One of the key criticisms leveled against the P2P sector has been its short track record. Financial advisers and analysts have repeatedly pointed out that P2P has yet to prove that it can survive an economic downturn. All the economic forecasts suggest that we are headed for a global recession, so P2P platforms can finally show skeptics that it is a valuable and robust business model that can adapt and evolve in any economic climate.
P2P platforms have the ability to respond quickly and decisively to a changing economic climate. The robust technology proposition behind the P2P platforms has made it easy for platform employees to work from home with minimal disruption. P2P lending was created for socially beneficial reasons, and financial inclusion is now more critical than ever. Now is the time for P2P platforms to show borrowers and investors what they can do, and how they can help. If they get it right, we might all emerge from the dark cloud of coronavirus with a substantial silver lining.

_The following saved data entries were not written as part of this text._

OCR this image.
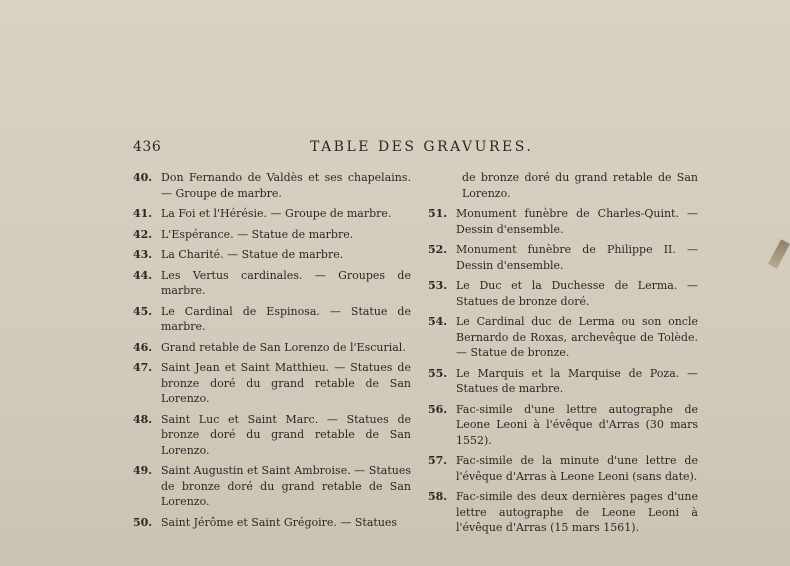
436	TABLE DES GRAVURES.
40. Don Fernando de Valdès et ses chapelains. — Groupe de marbre.
41. La Foi et l'Hérésie. — Groupe de marbre.
42. L'Espérance. — Statue de marbre.
43. La Charité. — Statue de marbre.
44. Les Vertus cardinales. — Groupes de marbre.
45. Le Cardinal de Espinosa. — Statue de marbre.
46. Grand retable de San Lorenzo de l'Escurial.
47. Saint Jean et Saint Matthieu. — Statues de bronze doré du grand retable de San Lorenzo.
48. Saint Luc et Saint Marc. — Statues de bronze doré du grand retable de San Lorenzo.
49. Saint Augustin et Saint Ambroise. — Statues de bronze doré du grand retable de San Lorenzo.
50. Saint Jérôme et Saint Grégoire. — Statues
de bronze doré du grand retable de San Lorenzo.
51. Monument funèbre de Charles-Quint. — Dessin d'ensemble.
52. Monument funèbre de Philippe II. — Dessin d'ensemble.
53. Le Duc et la Duchesse de Lerma. — Statues de bronze doré.
54. Le Cardinal duc de Lerma ou son oncle Bernardo de Roxas, archevêque de Tolède. — Statue de bronze.
55. Le Marquis et la Marquise de Poza. — Statues de marbre.
56. Fac-simile d'une lettre autographe de Leone Leoni à l'évêque d'Arras (30 mars 1552).
57. Fac-simile de la minute d'une lettre de l'évêque d'Arras à Leone Leoni (sans date).
58. Fac-simile des deux dernières pages d'une lettre autographe de Leone Leoni à l'évêque d'Arras (15 mars 1561).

P2P Alternative Investment area is one of the fastest-growing industry with huge potential. Stronger regulation will, therefore, almost certainly be positive for the P2P sector over the long run. It's a great time to be in the P2P lending business. Not only are there still 3 billion unbanked people around the globe with no credit bureau score, but the technology we have makes it possible to get in the game without the huge investments.